Dank u wel, voorzitter.

De voorzitter:

Dank u wel, meneer Dittrich. Dan geef ik het woord aan de heer Van der Burg namens de fractie van de VVD.

De heer Van der Burg (VVD):

Dank u, voorzitter. Formeel bespreken wij vandaag drie wetten en een novelle. De praktijk laat zien dat het woord "Heerhugowaard" een stuk minder vaak valt dan het woord "Schaijk". In mijn bijdrage zal dat niet anders zijn.

Als VVD gaan wij akkoord met de voorliggende wetsvoorstellen. Wij denken dat het heel goed is dat de minister zo snel heeft gehandeld met de novelle. Dat laat richting de bevolking ook zien dat de wens van de bevolking van Grave heel snel kan worden uitgevoerd. Hulde daarvoor. Ook mijn bijdrage zal zich dus beperken tot het specifieke punt van Landerd, Schaijk, Uden en Oss.

Waarom gemeentelijke fusies? Gemakshalve sluit ik even aan bij de woorden van de heer Dittrich. Ik sluit ook aan bij de voorwaarden die de heer Dittrich stelt, al plaats ik daar wel meteen een nuancering bij. Het kan namelijk zijn dat er geen sprake is van draagvlak bij bevolking en/of gemeenteraad, maar dat er toch redenen zijn om de provincie te laten besluiten, in te grijpen en te zeggen: hier moet toch sprake zijn van een fusie. Ik denk ook even aan de casuïstiek die we in het verleden hebben gehad rondom Haarlem en Bloemendaal, waar het uiteindelijk niet gebeurd is maar wel boven de markt hing. Draagvlak kent dus een nuancering.

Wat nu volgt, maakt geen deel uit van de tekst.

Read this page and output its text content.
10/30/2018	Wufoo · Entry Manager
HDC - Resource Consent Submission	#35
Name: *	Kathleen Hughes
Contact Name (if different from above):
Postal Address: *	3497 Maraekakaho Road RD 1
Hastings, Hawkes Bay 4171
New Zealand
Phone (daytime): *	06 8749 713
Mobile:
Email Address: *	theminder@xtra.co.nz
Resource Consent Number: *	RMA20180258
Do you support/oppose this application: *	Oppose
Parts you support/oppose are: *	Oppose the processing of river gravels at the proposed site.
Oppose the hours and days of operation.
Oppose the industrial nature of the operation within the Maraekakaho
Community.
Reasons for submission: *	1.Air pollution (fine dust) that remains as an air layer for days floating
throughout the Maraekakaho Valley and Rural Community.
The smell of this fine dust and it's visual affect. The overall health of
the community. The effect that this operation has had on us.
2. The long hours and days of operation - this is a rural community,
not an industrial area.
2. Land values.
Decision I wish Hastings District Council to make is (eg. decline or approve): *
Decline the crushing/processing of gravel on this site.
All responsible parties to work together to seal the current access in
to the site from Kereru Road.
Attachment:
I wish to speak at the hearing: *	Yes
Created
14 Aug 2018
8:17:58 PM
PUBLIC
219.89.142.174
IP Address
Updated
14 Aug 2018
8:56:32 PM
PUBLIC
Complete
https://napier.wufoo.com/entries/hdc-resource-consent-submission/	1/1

Voorzitter. Wij vinden het als VVD in eerste instantie aan de gemeenteraad c.q. gemeenteraden om de totaalafweging te maken, omdat er meer is dan alleen de mening van een bepaald deel van een gemeente. Je moet het altijd in samenhang met elkaar zien. Op het moment dat je referenda hebt, liggen referenda op het gebied van de gemeente, dus voor de hand liggend. Bij Grave maar ook twee weken geleden bij Weesp resulteerde dat in keuzes waarbij de bevolking voor datgene koos wat ook het uiteindelijke voorstel was. Bij Landerd lijkt de bevolking van de gemeente zich niet zozeer te roeren. Dan mag je er dus van uitgaan dat de gemeenteraad inderdaad als volksvertegenwoordiging namens de gemeentebevolking sprak. Het probleem zit er hier echter in dat dat niet geldt voor een deel van een deel. Ik zeg "een deel van een deel", omdat we ook niet kunnen zeggen dat de bevolking van Schaijk tegen is. De heer Van der Linden zei het ook al. Er zijn zeer fanatieke tegenstanders. Die roeren zich op een buitengewoon professionele wijze en dat heeft ook geleid tot het amendement met betrekking tot een externe evaluatie. Inderdaad een bijzonder voorstel; laat ik het op dit moment maar even zo noemen. Maar er zijn ook mensen die niet kiezen voor aansluiting bij Oss. We kunnen dus ook niet zeggen: de bevolking van Schaijk is het hier niet mee eens. Een referendum op kernenniveau gaat naar de mening van de VVD niet werken, omdat je dan alle kernen even serieus zou moeten nemen. Dat zou in dit geval geen probleem opleveren, maar ik kan mij zomaar voorstellen dat als er bij de gemeente Haarlemmermeer of bij de gemeente Hollands Kroon een kernenreferendum komt, dat tot een zeer gespikkeld, niet bestuurlijk en niet gewenst landschap leidt.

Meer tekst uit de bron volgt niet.